In the fourth experiment, people again read a series of factual statements and typed them into a computer. They were told that the statements would be stored in a specific folder with a generic name (eg, "facts" or "data"). They were then given ten minutes to write down as many statements as they could remember. Finally, they were asked to name the folder in which a particular statement was stored (eg, "What folder was the statement about the ostrich saved in?"). It was discovered that people were better able to remember the folder names than the facts themselves. "These results seem remarkable on the surface, given the memorable nature of the statements and the unmemorable nature of the folder names," the researchers write. The experiment provides "preliminary evidence that when people expect information to remain continuously available (such as we expect with Internet access), we are more likely to remember where to find it than we are to remember the details of the item."
Human beings, of course, have always had external, or "transactive," information stores to supplement their biological memory. These stores can reside in the brains of other people we know (if your friend John is an expert on sports, then you know you can use John's knowledge of sports facts to supplement your own memory) or in storage or media technologies such as maps and books and microfilm. But we've never had an "external memory" so capacious, so available and so easily searched as the web. If, as this study suggests, the way we form (or fail to form) memories is deeply influenced by the mere existence of external information stores, then we may be entering an era in history in which we will store fewer and fewer memories inside our own brains.
If a fact stored externally were the same as a memory of that fact stored in our mind, then the loss of internal memory wouldn't much matter. But external storage and biological memory are not the same thing. When we form, or "consolidate," a personal memory, we also form associations between that memory and other memories that are unique to ourselves and also indispensable to the development of deep, conceptual knowledge. The associations, moreover, continue to change with time, as we learn more and experience more. As Emerson understood, the essence of personal memory is not the discrete facts or experiences we store in our mind but "the cohesion" which ties all those facts and experiences together. What is the self but the unique pattern of that cohesion?

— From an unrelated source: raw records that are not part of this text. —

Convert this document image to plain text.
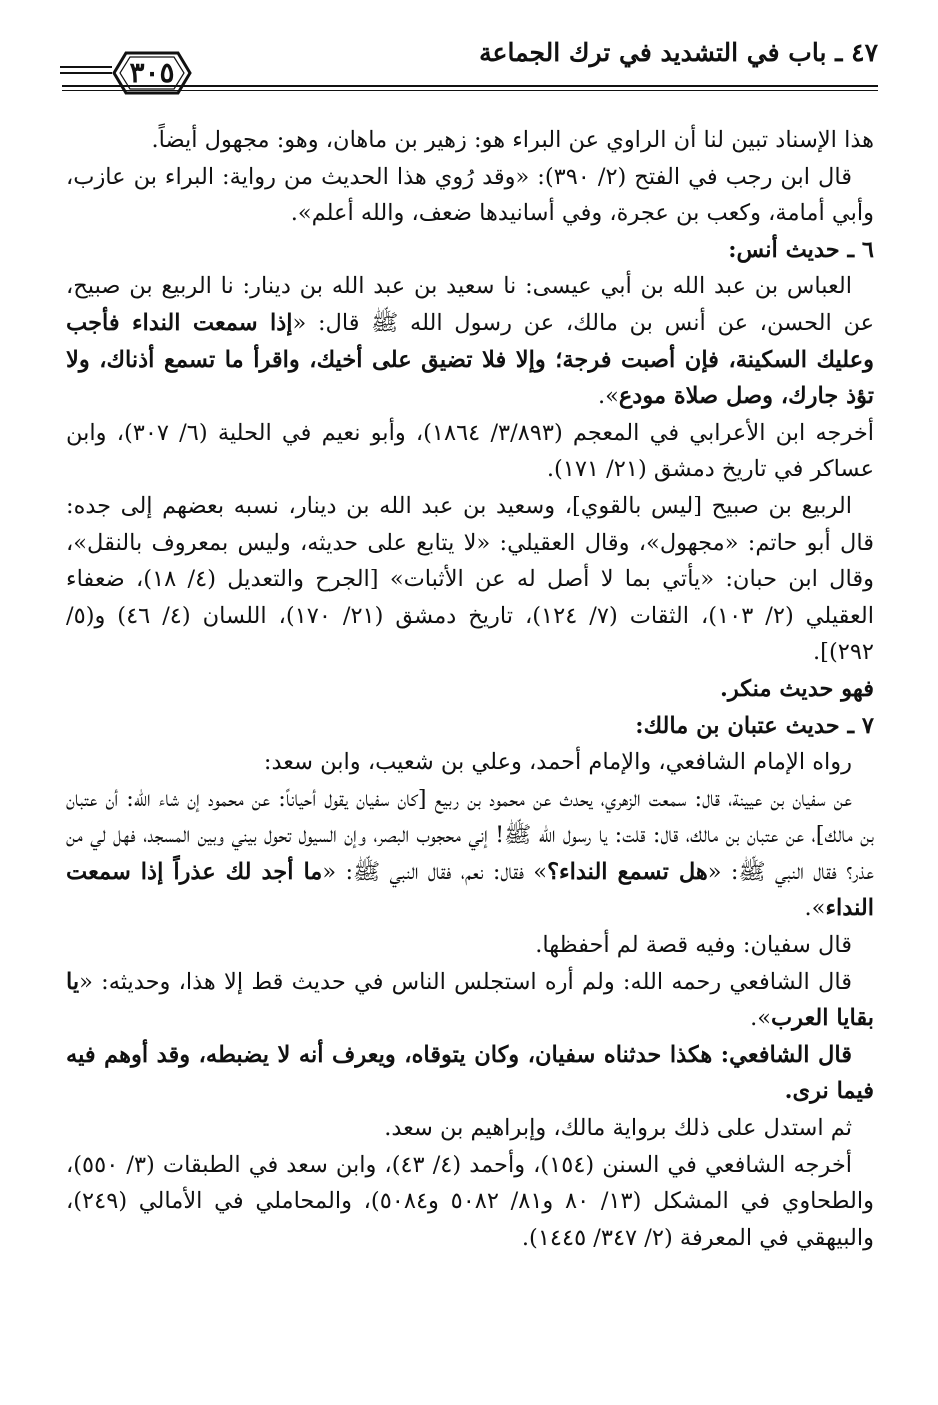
٤٧ ـ باب في التشديد في ترك الجماعة
٣٠٥

هذا الإسناد تبين لنا أن الراوي عن البراء هو: زهير بن ماهان، وهو: مجهول أيضاً.

قال ابن رجب في الفتح (٢/ ٣٩٠): «وقد رُوي هذا الحديث من رواية: البراء بن عازب، وأبي أمامة، وكعب بن عجرة، وفي أسانيدها ضعف، والله أعلم».

٦ ـ حديث أنس:

العباس بن عبد الله بن أبي عيسى: نا سعيد بن عبد الله بن دينار: نا الربيع بن صبيح، عن الحسن، عن أنس بن مالك، عن رسول الله ﷺ قال: «إذا سمعت النداء فأجب وعليك السكينة، فإن أصبت فرجة؛ وإلا فلا تضيق على أخيك، واقرأ ما تسمع أذناك، ولا تؤذ جارك، وصل صلاة مودع».

أخرجه ابن الأعرابي في المعجم (٣/٨٩٣/ ١٨٦٤)، وأبو نعيم في الحلية (٦/ ٣٠٧)، وابن عساكر في تاريخ دمشق (٢١/ ١٧١).

الربيع بن صبيح [ليس بالقوي]، وسعيد بن عبد الله بن دينار، نسبه بعضهم إلى جده: قال أبو حاتم: «مجهول»، وقال العقيلي: «لا يتابع على حديثه، وليس بمعروف بالنقل»، وقال ابن حبان: «يأتي بما لا أصل له عن الأثبات» [الجرح والتعديل (٤/ ١٨)، ضعفاء العقيلي (٢/ ١٠٣)، الثقات (٧/ ١٢٤)، تاريخ دمشق (٢١/ ١٧٠)، اللسان (٤/ ٤٦) و(٥/ ٢٩٢)].

فهو حديث منكر.

٧ ـ حديث عتبان بن مالك:

رواه الإمام الشافعي، والإمام أحمد، وعلي بن شعيب، وابن سعد:

عن سفيان بن عيينة، قال: سمعت الزهري، يحدث عن محمود بن ربيع [كان سفيان يقول أحياناً: عن محمود إن شاء الله: أن عتبان بن مالك]، عن عتبان بن مالك، قال: قلت: يا رسول الله ﷺ! إني محجوب البصر، وإن السيول تحول بيني وبين المسجد، فهل لي من عذر؟ فقال النبي ﷺ: «هل تسمع النداء؟» فقال: نعم، فقال النبي ﷺ: «ما أجد لك عذراً إذا سمعت النداء».

قال سفيان: وفيه قصة لم أحفظها.

قال الشافعي رحمه الله: ولم أره استجلس الناس في حديث قط إلا هذا، وحديثه: «يا بقايا العرب».

قال الشافعي: هكذا حدثناه سفيان، وكان يتوقاه، ويعرف أنه لا يضبطه، وقد أوهم فيه فيما نرى.

ثم استدل على ذلك برواية مالك، وإبراهيم بن سعد.

أخرجه الشافعي في السنن (١٥٤)، وأحمد (٤/ ٤٣)، وابن سعد في الطبقات (٣/ ٥٥٠)، والطحاوي في المشكل (١٣/ ٨٠ و٨١/ ٥٠٨٢ و٥٠٨٤)، والمحاملي في الأمالي (٢٤٩)، والبيهقي في المعرفة (٢/ ٣٤٧/ ١٤٤٥).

The researchers seem fairly sanguine about the results of their study. "We are becoming symbiotic with our computer tools," they conclude, "growing into interconnected systems that remember less by knowing information than by knowing where the information can be found." Although we don't yet understand the possible "disadvantages of being constantly 'wired,'" we have nevertheless "become dependent" on our gadgets. "We must remain plugged in to know what Google knows." But as memory shifts from the individual mind to the machine's shared database, what happens to that unique "cohesion" that is the self?